What makes an omakase stand out so much that diners emerge in a jubilant daze, perhaps muttering admiring curse words under their breath? Start with chef Keiji Tsukasaki, a Sushi Kashiba alum with both joyful magnetism and surgeon-level fish skills. He also brings a sense of fun you don’t always find with skill levels this serious (and ingredients this expensive). Dinner at the eight-seat chef’s counter might include sea bass aged like beef, or side-by-side tastes of uni from Hokkaido and Santa Barbara. In an old Italianate cottage amid an unlikely Georgetown garden, chef Emily Crawford Dann invents, and reinvents, seasonal odes.
Wild Ginger Downtown Seattle
Combine it with cocktails, and there’s no better brunch in Seattle. These days, Seattle Met’s first-ever Restaurant of the Year serves a fixed tasting menu that begins with a flurry of stuzzichini, or single-bite snacks. Chef Nathan Lockwood takes Northwest ingredients in unexpected and elegant directions. Beautiful dishes plated with moss, rocks, or leaves deliver a sense of the rustic, despite consistently deep finesse.
London native Kevin Smith has built a cult following over the last few years for Beast and Cleaver, turning the Ballard spot into one of the city’s top destinations for carnivores. During the day, the business is simply an excellent whole-animal butcher shop serving house-made sausages and pates alongside local and imported steaks,. On Thursdays and Fridays, the celebration of meat kicks up another gear, when it turns into an exclusive tasting menu restaurant under the moniker the Peasant, which serves dishes like koji-aged beef and duck confit with Yorkshire pudding waffles. The menu changes based on the season and Smith’s whims; just expect a lot of meat, and probably some pate en croute. An a la carte menu is also available at the Beastro, which is open for dinner on the weekends. Follow it on Instagram for specials and pop-ups — on top of everything else, the Beast sometimes makes incredible dry-aged burgers.

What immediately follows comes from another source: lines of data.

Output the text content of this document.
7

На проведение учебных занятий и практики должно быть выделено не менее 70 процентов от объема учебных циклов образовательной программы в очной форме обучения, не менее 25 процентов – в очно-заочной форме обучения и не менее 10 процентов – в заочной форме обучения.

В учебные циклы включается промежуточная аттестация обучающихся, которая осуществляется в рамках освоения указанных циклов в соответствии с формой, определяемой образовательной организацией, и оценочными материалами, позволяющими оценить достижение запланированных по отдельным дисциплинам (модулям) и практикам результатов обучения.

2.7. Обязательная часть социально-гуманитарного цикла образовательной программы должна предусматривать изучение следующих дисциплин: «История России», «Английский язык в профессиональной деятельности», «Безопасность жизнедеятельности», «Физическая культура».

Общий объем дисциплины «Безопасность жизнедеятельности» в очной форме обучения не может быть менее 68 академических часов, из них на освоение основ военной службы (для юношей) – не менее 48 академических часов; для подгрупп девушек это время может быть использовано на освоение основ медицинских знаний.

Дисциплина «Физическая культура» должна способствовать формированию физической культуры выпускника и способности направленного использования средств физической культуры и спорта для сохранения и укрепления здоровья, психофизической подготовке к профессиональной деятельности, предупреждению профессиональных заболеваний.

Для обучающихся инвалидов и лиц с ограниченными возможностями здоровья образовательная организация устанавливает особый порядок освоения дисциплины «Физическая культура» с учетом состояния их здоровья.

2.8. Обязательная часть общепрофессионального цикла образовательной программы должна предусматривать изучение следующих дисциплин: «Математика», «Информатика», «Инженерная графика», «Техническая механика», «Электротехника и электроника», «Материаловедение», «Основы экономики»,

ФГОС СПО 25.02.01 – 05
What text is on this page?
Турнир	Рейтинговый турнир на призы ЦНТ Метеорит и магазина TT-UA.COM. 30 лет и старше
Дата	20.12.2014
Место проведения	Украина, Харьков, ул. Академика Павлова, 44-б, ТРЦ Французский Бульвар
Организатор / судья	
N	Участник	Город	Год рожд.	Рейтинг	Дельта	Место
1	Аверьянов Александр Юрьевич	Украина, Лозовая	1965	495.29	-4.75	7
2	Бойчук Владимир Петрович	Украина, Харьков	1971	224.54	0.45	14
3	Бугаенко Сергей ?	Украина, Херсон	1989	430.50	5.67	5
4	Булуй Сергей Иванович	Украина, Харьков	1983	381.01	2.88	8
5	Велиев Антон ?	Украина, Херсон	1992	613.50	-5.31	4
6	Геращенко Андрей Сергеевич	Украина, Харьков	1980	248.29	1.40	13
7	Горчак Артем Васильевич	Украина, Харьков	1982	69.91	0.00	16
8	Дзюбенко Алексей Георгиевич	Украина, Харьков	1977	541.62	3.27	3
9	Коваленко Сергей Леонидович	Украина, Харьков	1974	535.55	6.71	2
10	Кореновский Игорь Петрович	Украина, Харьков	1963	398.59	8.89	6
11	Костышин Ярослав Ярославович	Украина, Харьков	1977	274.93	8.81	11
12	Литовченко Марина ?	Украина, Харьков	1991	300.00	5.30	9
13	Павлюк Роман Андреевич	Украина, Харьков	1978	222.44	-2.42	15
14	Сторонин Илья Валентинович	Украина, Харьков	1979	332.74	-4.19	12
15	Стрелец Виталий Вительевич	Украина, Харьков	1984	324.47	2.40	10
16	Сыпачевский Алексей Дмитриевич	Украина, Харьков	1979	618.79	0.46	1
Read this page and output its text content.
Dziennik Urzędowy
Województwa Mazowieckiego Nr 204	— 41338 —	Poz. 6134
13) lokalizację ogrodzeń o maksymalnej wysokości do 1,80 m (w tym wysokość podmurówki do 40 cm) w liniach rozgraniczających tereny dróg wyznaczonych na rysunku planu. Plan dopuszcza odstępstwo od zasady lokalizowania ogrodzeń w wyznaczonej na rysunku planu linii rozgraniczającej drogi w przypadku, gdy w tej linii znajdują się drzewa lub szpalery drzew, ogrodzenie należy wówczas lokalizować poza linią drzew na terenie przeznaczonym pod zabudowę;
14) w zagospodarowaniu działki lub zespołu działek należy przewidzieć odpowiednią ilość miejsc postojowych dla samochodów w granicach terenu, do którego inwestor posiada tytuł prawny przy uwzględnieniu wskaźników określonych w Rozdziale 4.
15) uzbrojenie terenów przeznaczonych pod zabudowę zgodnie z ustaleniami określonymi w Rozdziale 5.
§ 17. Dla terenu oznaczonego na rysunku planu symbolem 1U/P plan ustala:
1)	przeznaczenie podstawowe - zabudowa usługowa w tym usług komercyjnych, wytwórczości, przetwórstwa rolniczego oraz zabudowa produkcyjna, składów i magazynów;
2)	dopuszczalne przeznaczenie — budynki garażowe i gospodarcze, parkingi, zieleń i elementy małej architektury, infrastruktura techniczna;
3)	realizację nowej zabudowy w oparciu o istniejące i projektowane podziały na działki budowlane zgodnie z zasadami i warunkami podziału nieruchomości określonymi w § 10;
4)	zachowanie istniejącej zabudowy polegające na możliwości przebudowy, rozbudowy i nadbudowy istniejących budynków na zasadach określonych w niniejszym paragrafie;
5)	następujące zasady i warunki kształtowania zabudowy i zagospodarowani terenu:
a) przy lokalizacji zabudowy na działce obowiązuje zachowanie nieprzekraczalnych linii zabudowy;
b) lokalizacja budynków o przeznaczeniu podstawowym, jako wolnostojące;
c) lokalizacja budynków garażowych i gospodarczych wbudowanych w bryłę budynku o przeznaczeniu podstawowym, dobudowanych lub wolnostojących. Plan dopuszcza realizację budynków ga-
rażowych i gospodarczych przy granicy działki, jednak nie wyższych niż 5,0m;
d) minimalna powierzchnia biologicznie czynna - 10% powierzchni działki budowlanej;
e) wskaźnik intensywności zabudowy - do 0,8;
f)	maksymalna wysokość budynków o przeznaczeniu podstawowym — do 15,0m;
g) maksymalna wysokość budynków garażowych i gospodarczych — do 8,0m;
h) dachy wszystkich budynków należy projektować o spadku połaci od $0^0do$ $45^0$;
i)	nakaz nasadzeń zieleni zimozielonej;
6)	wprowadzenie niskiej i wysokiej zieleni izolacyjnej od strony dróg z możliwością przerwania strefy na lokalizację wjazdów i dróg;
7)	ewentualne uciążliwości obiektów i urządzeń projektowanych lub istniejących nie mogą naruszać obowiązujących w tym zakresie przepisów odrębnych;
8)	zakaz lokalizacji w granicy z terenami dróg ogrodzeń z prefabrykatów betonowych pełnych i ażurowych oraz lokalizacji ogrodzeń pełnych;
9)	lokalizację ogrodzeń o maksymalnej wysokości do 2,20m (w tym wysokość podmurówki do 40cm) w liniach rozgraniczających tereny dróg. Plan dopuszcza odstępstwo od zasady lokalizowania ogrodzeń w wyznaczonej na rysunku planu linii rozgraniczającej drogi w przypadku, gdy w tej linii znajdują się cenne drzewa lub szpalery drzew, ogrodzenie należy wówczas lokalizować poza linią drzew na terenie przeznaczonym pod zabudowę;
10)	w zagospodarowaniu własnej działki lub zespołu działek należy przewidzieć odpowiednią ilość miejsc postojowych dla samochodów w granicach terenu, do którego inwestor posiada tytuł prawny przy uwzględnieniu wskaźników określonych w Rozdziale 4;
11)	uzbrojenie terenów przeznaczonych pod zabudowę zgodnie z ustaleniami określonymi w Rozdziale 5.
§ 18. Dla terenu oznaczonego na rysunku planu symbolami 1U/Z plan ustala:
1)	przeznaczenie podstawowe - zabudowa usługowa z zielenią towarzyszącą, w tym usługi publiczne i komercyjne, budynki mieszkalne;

(It’s the Saint https://worldtradex.bid/ Bread crew, led by Yasuaki Saito, running things, so you know everything bread-related is on point.) There’s even a happy hour on weekdays from 3 to 5 p.m. ” Whether you’re a first-time visitor or a lifer, that question is seemingly simple but the answers are infinitely complex. Some of the main factors to consider are the type of food, price point, neighborhood, and occasion. That’s why Eater’s map of the 38 best restaurants in Seattle exists. Every place on the list has been open for at least six months, proving its merit.